Some motorists flagrantly violate the law. Not only do they drive in an unsafe manner, but they knowingly allow their insurance coverage to lapse. Then, if they cause collisions, the other people involved in the incident have few options available to them.
Others may not realize the risk that they have taken, but the consequences of their decisions or money management failures are the same. They deny others a straightforward process for covering collision expenses if they ever cause a crash.
Plenty of drivers make an earnest attempt to comply with the law. They carry the insurance required by state statutes. Unfortunately, those drivers might actually be underinsured, which can significantly complicate the process of addressing crash expenses.
What does it mean to be underinsured?
Lawmakers establishing regulations for liability insurance coverage have to balance the potential expenses caused by a crash with the financial implications of insurance expenses. As coverage amounts increase, policy costs rise as well.
The amounts of coverage required by the state are just enough to cover the expenses generated in a minor or moderate crash. However, if injuries become more significant, costs also become more extreme. The unfortunate reality is that the minimum insurance required by the state is not sufficient in scenarios where collisions have major consequences.
The $5,000 in property damage coverage required under law for a basic policy is not enough to replace a totaled vehicle. Bodily injury requirements fall even shorter given the potential devastation a crash can cause. Basic policies may not include any bodily injury liability coverage. The $25,000 minimum for standard policies may not be enough to pay for emergency medical treatment, let alone lost wages and future medical expenses.
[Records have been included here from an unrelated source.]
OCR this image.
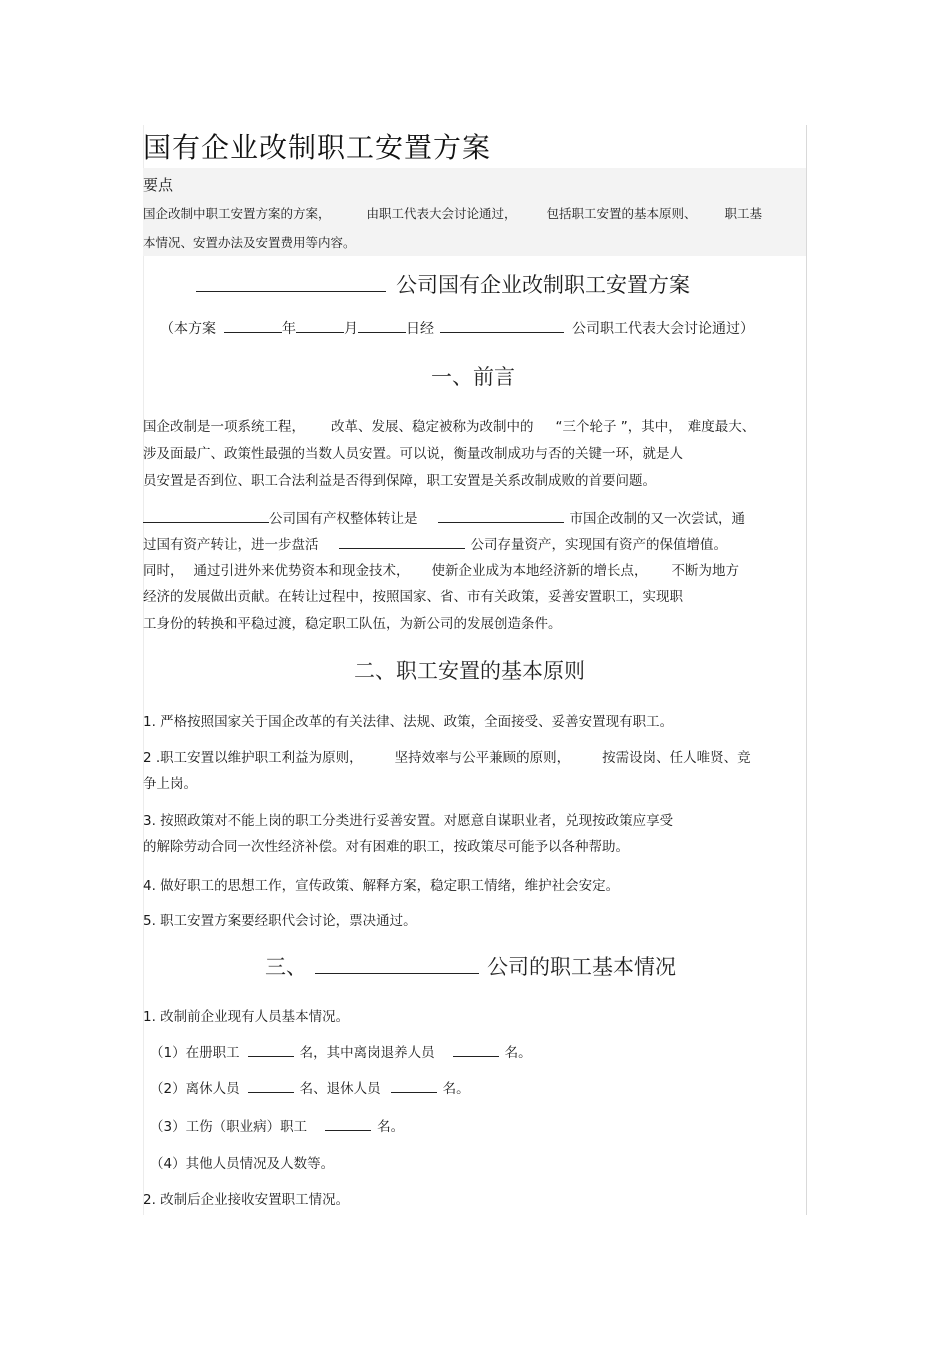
国有企业改制职工安置方案
要点
国企改制中职工安置方案的方案，	由职工代表大会讨论通过， 包括职工安置的基本原则、 职工基
本情况、安置办法及安置费用等内容。
公司国有企业改制职工安置方案
（本方案	年	月	日经	公司职工代表大会讨论通过）
一、前言
国企改制是一项系统工程， 改革、发展、稳定被称为改制中的 “三个轮子 ”，其中， 难度最大、
涉及面最广、政策性最强的当数人员安置。可以说，衡量改制成功与否的关键一环，就是人
员安置是否到位、职工合法利益是否得到保障，职工安置是关系改制成败的首要问题。
公司国有产权整体转让是	市国企改制的又一次尝试，通
过国有资产转让，进一步盘活	公司存量资产，实现国有资产的保值增值。
同时， 通过引进外来优势资本和现金技术， 使新企业成为本地经济新的增长点， 不断为地方
经济的发展做出贡献。在转让过程中，按照国家、省、市有关政策，妥善安置职工，实现职
工身份的转换和平稳过渡，稳定职工队伍，为新公司的发展创造条件。
二、职工安置的基本原则
1. 严格按照国家关于国企改革的有关法律、法规、政策，全面接受、妥善安置现有职工。
2 .职工安置以维护职工利益为原则， 坚持效率与公平兼顾的原则， 按需设岗、任人唯贤、竞
争上岗。
3. 按照政策对不能上岗的职工分类进行妥善安置。对愿意自谋职业者，兑现按政策应享受
的解除劳动合同一次性经济补偿。对有困难的职工，按政策尽可能予以各种帮助。
4. 做好职工的思想工作，宣传政策、解释方案，稳定职工情绪，维护社会安定。
5. 职工安置方案要经职代会讨论，票决通过。
三、	公司的职工基本情况
1. 改制前企业现有人员基本情况。
（1）在册职工	名，其中离岗退养人员	名。
（2）离休人员	名、退休人员	名。
（3）工伤（职业病）职工	名。
（4）其他人员情况及人数等。
2. 改制后企业接收安置职工情况。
People involved in major collisions often assume that they can file an insurance claim, only to realize that the coverage available through their own no-fault personal injury protection and the liability coverage of the other driver is insufficient given the scope of their losses.
What happens when drivers are underinsured?
The main priority when carrying liability coverage is to limit personal financial exposure. Those with inadequate liability insurance are theoretically personally responsible for the expenses that other people incur if they cause crashes.
A personal injury lawsuit is often the best option available when seeking to recoup expenses after a crash caused by an underinsured motorist. People can often hold the at-fault driver directly responsible for the collision. In some cases, a third-party lawsuit against a business might also be an option.
Reviewing the circumstances surrounding a recent wreck with a skilled legal team can help people defray their losses. Underinsured drivers often cause crashes that can lead to complicated compensation claims.